Catch Suspicious Extensions [January 11, 2009]

[lnminente]

I like these filters Kye-U, many thanks for them And now lets try to improve them

Analyzing the code of the first filter:
- "$URL(http://" is ftp covered by the other filter?
- *.(^([a-z]+{2,4})(^/))*. looking for a extension of only letters (no numbers) between 2 and 4 chars.
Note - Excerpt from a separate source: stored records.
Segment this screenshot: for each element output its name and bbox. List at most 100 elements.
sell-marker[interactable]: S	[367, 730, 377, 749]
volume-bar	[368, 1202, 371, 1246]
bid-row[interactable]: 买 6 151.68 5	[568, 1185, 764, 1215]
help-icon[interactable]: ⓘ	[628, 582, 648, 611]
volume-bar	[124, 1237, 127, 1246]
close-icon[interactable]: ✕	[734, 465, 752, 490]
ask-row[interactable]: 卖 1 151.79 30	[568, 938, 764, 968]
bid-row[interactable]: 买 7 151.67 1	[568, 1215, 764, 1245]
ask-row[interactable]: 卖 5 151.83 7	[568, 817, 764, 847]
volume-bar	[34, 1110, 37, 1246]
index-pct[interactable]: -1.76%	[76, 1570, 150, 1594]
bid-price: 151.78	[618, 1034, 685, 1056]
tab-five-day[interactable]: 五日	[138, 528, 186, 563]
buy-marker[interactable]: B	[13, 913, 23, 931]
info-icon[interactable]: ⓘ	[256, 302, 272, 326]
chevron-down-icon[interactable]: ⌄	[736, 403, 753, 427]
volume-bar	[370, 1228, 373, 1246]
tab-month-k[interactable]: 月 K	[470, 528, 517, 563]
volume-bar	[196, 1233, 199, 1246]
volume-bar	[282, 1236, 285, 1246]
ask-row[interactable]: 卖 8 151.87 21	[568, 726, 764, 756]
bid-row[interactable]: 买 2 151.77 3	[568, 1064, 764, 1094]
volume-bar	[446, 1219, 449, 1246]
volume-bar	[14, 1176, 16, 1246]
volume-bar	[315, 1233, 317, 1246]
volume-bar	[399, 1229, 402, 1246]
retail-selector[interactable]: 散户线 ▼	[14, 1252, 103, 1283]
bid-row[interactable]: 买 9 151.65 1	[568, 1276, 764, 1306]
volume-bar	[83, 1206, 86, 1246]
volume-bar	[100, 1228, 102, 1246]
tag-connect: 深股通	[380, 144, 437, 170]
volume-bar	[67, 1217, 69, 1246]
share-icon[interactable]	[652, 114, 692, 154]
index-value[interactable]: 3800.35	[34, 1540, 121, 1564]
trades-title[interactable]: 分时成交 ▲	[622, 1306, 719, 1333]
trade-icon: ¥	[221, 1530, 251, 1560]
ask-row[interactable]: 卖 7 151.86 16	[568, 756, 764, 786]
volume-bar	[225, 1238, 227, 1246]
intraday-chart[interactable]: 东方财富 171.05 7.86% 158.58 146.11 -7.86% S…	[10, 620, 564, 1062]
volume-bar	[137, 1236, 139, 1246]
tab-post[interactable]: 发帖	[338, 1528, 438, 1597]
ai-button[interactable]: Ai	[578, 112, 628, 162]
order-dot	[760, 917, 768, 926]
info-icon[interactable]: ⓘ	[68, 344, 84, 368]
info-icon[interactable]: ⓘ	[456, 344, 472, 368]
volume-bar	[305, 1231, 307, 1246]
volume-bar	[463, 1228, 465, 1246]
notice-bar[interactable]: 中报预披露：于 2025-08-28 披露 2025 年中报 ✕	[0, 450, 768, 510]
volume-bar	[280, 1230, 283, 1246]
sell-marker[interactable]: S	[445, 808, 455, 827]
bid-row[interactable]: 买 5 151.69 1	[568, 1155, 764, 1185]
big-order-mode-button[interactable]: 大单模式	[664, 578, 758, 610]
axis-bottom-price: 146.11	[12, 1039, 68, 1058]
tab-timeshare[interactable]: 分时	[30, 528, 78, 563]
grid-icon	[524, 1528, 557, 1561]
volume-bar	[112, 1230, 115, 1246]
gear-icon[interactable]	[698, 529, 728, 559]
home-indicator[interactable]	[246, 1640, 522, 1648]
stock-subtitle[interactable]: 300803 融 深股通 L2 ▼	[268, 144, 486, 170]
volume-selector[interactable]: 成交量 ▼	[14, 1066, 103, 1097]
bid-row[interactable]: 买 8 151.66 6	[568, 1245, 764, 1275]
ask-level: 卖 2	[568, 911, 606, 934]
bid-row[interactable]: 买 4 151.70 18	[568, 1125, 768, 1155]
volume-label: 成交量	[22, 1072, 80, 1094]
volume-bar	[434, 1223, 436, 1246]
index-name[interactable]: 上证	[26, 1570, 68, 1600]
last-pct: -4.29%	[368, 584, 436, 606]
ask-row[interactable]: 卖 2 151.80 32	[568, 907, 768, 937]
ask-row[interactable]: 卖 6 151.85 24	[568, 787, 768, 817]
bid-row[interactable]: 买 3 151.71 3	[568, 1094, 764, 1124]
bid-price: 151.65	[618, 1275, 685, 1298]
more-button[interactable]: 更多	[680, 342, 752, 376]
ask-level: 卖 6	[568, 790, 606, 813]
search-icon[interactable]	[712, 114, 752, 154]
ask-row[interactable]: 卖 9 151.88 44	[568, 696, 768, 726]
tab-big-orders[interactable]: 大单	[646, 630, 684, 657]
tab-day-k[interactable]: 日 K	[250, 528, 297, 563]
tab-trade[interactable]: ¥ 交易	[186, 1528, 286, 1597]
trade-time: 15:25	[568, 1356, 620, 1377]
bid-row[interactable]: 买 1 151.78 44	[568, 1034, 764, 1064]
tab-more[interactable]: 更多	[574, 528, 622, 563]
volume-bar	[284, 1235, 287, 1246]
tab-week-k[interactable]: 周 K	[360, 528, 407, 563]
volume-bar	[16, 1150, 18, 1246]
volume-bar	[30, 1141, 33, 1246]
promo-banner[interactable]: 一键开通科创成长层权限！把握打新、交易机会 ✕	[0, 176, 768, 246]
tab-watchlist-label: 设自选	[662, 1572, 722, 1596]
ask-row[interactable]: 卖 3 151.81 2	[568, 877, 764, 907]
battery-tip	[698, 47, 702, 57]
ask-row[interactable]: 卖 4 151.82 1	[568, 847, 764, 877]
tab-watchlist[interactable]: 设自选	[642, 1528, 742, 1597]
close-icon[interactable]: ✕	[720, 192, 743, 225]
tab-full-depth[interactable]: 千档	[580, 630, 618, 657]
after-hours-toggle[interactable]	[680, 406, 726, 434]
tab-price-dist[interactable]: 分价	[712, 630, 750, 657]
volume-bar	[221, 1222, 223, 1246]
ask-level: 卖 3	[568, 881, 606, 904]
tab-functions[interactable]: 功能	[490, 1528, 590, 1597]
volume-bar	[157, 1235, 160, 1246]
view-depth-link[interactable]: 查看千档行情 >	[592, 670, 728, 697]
The detection of the extension gives false positives in links like http://host1/clear.gif?url=host2/cbs.com
Example here: http://www.cbs.com/primetime/big_bang_th...=true&cc=2
I recomend some code like (\1\?*|\1) or using \p for taking the real extension and later test it

One modification for the first filter:

Code:

Match = "$SET(url=\p)$TST(url=*.(hta|e(ml|xe)|hlp|jse|lnk|url|ba(s|t)|c(om|md)|vb(e|s|)|s(cr|hs)|p(if|cd)|a(d(e|    p)|nr)|c(hm|pl|rt)|i(ns|sp)|m(d(b|e)|s(c|i|p|t))|ws(f|h|c)))$LOG(R$DTM(c): Suspicious extension in \h\p)$CONFIRM(SUSPICIOUS FILE EXTENSION FOUND\n\nBlock connection to the URL below?\n\n\u\n)"

And one question, now both filters are for incoming connections, why do we use 2 filters? Could we join them?